The established three-port VATS procedure for pneumothorax typically needs the use of multiple reloadable stapler cartridges. However, the mechanical stapling approach sometimes can be associated with stapler failure, resulting in bleeding [4], pulmonary parenchymal contusion, or staple line dehiscence, leading to hematoma or fistula [5]. In addition, the mechanical stapling devices require the use of multiple cartridge firings and will be associated with increased operative costs [6]. Whether it is worth using these highly expensive instruments must be questioned in depth. As early as 2009, we developed a novel knot-tying method promotes the expeditious formation of secure square knots in deep-seated operating fields via a small incision [3]. Now, we believe it can be considered a valid alternative to stapling technology during videothoracoscopic procedure sometimes. Most patients in this study came from remote, poverty-striking rural areas; they actually could not afford the endostapling devices. This cost-saving approach, for them, was the one and only way to cure their disease with minimally invasive surgery.

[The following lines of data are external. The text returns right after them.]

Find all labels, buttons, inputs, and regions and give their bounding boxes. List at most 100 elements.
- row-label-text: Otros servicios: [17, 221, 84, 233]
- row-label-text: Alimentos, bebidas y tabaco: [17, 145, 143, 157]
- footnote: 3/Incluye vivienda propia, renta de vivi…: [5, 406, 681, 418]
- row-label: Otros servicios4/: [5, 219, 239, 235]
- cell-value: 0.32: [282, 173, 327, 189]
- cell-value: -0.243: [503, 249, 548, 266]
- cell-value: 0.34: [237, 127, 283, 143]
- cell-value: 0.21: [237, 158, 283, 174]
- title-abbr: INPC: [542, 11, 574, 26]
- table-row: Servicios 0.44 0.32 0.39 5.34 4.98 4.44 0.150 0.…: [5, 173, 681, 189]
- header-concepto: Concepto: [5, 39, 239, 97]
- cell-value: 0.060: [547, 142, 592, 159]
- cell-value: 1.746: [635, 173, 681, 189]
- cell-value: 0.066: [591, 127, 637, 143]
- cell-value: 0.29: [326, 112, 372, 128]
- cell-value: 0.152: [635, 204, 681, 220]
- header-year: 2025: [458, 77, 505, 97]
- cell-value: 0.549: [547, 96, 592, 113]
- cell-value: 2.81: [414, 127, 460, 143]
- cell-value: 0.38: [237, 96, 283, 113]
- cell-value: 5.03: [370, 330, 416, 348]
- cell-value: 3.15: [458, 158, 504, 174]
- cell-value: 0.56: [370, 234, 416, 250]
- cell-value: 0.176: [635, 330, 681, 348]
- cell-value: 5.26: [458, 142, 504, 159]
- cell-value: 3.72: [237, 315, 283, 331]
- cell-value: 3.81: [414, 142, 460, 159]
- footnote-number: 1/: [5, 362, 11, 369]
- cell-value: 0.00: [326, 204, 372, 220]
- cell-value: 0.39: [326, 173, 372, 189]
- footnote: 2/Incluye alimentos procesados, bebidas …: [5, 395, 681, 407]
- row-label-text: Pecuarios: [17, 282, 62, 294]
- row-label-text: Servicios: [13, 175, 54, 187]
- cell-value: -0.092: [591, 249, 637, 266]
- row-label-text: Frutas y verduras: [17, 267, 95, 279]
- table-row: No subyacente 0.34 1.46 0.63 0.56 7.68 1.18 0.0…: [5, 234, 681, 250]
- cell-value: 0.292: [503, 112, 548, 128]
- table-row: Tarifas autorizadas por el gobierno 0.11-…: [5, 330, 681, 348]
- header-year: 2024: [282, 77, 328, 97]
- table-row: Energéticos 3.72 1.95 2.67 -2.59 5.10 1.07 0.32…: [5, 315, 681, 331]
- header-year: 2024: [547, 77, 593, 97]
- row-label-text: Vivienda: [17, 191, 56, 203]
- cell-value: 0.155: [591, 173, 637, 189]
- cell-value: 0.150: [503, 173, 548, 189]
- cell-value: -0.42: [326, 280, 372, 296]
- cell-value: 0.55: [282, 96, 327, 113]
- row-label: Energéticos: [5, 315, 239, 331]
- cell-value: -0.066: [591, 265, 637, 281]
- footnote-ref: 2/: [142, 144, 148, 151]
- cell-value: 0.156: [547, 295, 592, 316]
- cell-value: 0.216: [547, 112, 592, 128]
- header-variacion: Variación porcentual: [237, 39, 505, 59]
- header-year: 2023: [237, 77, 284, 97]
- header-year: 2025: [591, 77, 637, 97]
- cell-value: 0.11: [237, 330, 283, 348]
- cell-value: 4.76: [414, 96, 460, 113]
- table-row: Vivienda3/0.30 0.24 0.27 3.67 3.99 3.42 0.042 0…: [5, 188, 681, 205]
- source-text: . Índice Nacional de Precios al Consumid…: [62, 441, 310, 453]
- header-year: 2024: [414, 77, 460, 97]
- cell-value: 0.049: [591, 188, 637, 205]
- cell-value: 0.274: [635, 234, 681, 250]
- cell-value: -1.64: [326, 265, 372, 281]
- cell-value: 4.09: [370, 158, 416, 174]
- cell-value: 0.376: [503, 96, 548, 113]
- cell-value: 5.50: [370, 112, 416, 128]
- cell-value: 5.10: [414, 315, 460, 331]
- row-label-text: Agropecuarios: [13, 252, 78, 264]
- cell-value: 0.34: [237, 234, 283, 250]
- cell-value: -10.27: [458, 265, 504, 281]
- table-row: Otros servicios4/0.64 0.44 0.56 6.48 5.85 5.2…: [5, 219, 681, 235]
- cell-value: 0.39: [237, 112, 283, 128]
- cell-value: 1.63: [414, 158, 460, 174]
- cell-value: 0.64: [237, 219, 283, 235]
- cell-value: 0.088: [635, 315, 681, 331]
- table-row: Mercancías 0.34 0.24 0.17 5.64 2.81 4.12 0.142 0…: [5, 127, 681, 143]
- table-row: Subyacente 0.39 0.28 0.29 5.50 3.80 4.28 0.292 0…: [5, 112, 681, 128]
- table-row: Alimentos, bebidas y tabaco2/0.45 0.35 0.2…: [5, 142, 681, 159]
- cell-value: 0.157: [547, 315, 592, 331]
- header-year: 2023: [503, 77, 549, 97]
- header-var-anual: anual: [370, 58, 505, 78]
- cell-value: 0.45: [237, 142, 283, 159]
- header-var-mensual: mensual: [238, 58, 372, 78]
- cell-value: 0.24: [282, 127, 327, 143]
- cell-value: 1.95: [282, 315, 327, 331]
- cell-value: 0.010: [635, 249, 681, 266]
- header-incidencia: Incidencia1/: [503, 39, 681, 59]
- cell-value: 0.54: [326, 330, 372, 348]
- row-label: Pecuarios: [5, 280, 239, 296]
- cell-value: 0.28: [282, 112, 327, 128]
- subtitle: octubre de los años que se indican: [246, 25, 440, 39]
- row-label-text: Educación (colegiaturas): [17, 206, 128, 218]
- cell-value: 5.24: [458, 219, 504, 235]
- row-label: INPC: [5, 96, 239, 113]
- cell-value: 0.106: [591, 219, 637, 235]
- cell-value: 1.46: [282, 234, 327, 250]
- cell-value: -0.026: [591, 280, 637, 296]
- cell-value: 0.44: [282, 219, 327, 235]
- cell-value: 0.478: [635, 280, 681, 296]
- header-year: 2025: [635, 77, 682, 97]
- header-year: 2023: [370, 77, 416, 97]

Not with standing three ports thoracoscopic surgery with stapling technology for spontaneous pneumothorax has been well established, our single utility-incision thoracoscopic technique without rib spreading can be considered a valid alternative in this setting. The use of this technique could potentially lead to decreased surgery costs by reducing the use of the multiple endostapling cartridges typically required during blebs or bullae resection. Larger prospective series with long-term results and cost/benefit analyses are necessary to better define the utility of this technology before its use can be widely recommended in the developing countries.


References
  1. Chan D, Bishoff JT, Ratner L, Kavoussi LR, Jarrett TW (2000) Endovascular gastrointestinal stapler device malfunction during laparoscopic nephrectomy: early recognition and management. J Urol 164: 319-321.

  2. Deng DY, Meng MV, Nguyen HT, Bellman GC, Stoller ML (2002) Laparoscopic linear cutting stapler failure. Urology 60: 415-419.

  3. Bo W, Fusheng J, Tianyou W (2009) A novel ligation technique facilitating minithoracotomy. Ann Thorac Surg 88: 1989-1992.

  4. Ruffini E, Oliaro A, Manusco M, Cavallo A, Filosso P, et al. (1994) Successful management of hemorrhage from the pulmonary artery stump after lobectomy for bronchogenic carcinoma. J Cardiovasc Surg 35: 257-259.

  5. Asamura H, Kondo H, Tsuchiya R (2000) Management of the bronchial stump in pulmonary resections: A review of 533 consecutive recent bronchial closures. Eur J Cardiothorac Surg 17: 106-110.

  6. Casali G, Walker WS (2009) Video-assisted thoracic surgery lobectomy: Can we afford it? Eur J Cardiothorac Surg 35: 423-428.